Does the description disclose side effects, auth requirements, rate limits, or destructive behavior?

The description explains the conditional deletion behavior but does not disclose that deletion is irreversible, what permissions are required, or what happens if the period has no entries. With no annotations, the description carries the full burden, and while it covers the core behavior, it lacks depth on consequences.

Agents need to know what a tool does to the world before calling it. Descriptions should go beyond structured annotations to explain consequences.

Conciseness5/5

Is the description appropriately sized, front-loaded, and free of redundancy?

The description is a single, well-structured sentence. It front-loads the purpose and then adds the conditional logic efficiently. Every word serves a purpose with no redundancy or fluff.

Shorter descriptions cost fewer tokens and are easier for agents to parse. Every sentence should earn its place.

Completeness4/5

Given the tool's complexity, does the description cover enough for an agent to succeed on first attempt?

The description adequately explains the input behavior for a delete operation. However, it does not mention what the tool returns (e.g., success message, count of deleted items) or any error conditions. Without an output schema, this information would be helpful for completeness.

Complex tools with many parameters or behaviors need more documentation. Simple tools need less. This dimension scales expectations accordingly.

Parameters3/5

Does the description clarify parameter syntax, constraints, interactions, or defaults beyond what the schema provides?

The schema already has 100% coverage for all parameter descriptions. The description reinforces the conditional logic but does not add substantial new information beyond what the schema provides. The explanation of category omission is already in the schema's description field.

Input schemas describe structure but not intent. Descriptions should explain non-obvious parameter relationships and valid value ranges.

Purpose5/5

Does the description clearly state what the tool does and how it differs from similar tools?

The description clearly states the verb (delete) and resource (balance entries), specifies the period context, and distinguishes from sibling delete tools by focusing on balance entries. It also explains the conditional behavior with category.

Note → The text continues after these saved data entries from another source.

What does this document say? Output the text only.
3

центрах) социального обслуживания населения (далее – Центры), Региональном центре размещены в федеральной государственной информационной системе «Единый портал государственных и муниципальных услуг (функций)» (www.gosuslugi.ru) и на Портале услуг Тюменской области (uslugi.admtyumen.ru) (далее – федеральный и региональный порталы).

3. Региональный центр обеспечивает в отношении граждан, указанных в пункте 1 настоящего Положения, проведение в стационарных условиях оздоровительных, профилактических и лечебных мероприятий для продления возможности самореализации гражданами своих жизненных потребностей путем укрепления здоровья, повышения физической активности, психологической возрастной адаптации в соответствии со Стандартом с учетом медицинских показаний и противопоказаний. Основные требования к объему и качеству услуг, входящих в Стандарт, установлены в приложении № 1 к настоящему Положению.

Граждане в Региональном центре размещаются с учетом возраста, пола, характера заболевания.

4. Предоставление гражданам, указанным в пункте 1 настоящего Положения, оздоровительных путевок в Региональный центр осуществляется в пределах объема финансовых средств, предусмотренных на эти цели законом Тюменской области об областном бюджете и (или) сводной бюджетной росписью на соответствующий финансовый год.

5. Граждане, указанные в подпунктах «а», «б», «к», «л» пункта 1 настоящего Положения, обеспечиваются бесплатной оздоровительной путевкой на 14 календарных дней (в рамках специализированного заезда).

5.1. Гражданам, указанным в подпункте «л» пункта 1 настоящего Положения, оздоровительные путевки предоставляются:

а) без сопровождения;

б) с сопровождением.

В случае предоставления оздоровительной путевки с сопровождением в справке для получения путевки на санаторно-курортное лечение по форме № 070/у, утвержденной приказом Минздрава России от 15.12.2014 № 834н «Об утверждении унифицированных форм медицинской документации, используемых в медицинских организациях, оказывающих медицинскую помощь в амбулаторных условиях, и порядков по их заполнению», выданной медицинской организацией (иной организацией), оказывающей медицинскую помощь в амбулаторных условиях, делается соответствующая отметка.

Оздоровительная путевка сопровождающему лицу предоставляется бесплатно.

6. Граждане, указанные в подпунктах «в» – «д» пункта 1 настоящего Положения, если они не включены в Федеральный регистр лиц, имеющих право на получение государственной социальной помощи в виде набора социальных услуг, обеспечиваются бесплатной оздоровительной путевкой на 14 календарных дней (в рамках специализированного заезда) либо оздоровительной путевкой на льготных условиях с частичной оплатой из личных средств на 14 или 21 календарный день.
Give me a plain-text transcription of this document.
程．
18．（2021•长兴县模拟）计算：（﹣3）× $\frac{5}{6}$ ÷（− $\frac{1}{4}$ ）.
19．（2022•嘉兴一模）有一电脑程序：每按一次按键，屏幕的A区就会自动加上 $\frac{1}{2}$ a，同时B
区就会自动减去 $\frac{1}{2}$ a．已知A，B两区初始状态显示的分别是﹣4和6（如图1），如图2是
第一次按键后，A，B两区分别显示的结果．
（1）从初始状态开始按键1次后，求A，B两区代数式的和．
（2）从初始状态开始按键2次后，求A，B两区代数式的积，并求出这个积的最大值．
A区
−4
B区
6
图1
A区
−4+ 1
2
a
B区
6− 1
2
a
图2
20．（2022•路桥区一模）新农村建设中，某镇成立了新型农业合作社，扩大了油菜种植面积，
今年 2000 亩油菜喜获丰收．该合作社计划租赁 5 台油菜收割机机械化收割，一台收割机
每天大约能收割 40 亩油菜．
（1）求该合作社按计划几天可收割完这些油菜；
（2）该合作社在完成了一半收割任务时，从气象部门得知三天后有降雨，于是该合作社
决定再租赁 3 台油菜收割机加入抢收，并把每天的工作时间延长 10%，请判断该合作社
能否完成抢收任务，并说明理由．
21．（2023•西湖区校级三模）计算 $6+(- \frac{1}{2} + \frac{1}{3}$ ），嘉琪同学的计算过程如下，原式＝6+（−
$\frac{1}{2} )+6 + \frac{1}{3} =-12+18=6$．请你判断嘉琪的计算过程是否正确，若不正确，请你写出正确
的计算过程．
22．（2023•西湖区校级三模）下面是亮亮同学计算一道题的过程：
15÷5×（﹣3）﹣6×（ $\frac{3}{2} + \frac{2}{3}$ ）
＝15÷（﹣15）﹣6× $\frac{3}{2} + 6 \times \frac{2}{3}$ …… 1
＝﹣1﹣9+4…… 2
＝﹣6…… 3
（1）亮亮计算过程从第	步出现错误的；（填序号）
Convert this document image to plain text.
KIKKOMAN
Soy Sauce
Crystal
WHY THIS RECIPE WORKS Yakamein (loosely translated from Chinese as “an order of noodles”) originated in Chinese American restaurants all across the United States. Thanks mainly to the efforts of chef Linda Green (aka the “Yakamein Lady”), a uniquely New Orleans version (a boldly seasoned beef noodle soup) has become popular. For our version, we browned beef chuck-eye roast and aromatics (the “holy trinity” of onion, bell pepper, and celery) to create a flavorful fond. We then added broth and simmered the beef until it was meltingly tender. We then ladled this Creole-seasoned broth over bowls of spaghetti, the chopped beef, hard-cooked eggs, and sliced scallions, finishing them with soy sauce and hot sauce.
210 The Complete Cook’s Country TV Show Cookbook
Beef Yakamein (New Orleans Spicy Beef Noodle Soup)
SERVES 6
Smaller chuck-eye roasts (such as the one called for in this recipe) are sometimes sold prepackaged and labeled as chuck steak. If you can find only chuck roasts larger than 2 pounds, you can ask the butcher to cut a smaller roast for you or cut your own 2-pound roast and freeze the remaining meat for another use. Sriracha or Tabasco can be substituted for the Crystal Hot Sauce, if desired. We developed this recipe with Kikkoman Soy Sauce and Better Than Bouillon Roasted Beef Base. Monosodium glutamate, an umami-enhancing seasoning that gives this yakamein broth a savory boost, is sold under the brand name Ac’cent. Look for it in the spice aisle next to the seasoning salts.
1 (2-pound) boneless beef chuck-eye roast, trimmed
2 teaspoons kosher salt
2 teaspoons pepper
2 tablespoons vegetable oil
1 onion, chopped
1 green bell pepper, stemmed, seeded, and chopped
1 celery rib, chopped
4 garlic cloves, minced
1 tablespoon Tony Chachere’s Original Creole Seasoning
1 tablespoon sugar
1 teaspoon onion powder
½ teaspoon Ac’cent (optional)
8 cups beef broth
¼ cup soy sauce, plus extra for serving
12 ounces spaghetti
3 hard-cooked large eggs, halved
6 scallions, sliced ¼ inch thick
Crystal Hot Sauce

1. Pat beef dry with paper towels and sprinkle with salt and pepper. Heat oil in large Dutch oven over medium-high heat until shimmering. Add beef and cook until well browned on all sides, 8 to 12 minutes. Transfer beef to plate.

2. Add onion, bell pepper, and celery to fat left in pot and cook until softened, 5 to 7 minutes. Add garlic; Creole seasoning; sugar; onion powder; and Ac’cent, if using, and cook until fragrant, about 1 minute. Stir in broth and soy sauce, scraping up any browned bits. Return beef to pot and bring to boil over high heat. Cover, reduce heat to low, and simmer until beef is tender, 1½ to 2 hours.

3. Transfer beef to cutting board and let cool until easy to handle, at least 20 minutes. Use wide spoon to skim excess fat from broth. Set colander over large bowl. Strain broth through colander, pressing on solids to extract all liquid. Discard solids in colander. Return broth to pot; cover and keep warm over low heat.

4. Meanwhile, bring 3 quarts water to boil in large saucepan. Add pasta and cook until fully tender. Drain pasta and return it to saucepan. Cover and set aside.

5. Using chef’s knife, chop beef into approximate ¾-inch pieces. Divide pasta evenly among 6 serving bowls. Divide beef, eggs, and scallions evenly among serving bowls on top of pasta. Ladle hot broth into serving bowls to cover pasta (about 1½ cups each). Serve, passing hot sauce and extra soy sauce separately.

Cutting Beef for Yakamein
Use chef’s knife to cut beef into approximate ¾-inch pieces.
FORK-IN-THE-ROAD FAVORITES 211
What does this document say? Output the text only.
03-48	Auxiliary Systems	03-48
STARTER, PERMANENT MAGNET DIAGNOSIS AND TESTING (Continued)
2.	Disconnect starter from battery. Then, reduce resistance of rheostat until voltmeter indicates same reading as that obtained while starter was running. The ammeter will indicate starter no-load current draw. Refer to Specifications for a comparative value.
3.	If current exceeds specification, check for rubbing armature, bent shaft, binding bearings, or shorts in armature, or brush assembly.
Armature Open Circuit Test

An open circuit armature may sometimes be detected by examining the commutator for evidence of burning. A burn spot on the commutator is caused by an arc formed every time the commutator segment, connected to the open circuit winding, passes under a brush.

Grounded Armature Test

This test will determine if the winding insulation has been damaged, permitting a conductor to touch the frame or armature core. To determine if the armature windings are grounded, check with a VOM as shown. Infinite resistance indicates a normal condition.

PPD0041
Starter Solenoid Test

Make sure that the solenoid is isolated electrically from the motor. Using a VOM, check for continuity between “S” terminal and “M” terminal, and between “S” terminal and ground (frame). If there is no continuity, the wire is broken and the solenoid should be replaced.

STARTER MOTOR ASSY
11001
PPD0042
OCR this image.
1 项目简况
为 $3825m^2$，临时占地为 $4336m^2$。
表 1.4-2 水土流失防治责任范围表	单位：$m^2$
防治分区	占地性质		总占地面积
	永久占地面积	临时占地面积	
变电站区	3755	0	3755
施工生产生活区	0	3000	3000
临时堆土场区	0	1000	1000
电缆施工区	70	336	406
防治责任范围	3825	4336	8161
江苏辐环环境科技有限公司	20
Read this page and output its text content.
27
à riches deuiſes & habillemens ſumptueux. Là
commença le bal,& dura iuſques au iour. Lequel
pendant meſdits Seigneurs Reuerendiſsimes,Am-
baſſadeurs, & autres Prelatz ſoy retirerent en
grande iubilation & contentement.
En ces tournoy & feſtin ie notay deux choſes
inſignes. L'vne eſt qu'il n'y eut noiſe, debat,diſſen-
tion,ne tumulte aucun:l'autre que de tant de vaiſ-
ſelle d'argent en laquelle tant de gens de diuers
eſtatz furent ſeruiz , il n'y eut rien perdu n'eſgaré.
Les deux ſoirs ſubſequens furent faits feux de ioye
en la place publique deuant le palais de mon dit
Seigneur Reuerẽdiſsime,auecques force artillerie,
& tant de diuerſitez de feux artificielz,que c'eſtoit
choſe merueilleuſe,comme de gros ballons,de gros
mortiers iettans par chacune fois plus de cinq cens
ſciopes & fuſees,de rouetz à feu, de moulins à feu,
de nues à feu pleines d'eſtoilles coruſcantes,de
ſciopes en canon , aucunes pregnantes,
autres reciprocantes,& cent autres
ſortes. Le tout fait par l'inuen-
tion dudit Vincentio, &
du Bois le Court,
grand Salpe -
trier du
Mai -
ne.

Agents choose between tools based on descriptions. A clear purpose with a specific verb and resource helps agents select the right tool.

Usage Guidelines4/5

Does the description explain when to use this tool, when not to, or what alternatives exist?

The description provides clear guidance on when to include or omit the category parameter, effectively telling the agent how to delete a single entry vs all entries for a period. However, it does not explicitly mention when not to use the tool or suggest alternatives, though the deletion context is implicit from the tool name and siblings.

Agents often have multiple tools that could apply. Explicit usage guidance like "use X instead of Y when Z" prevents misuse.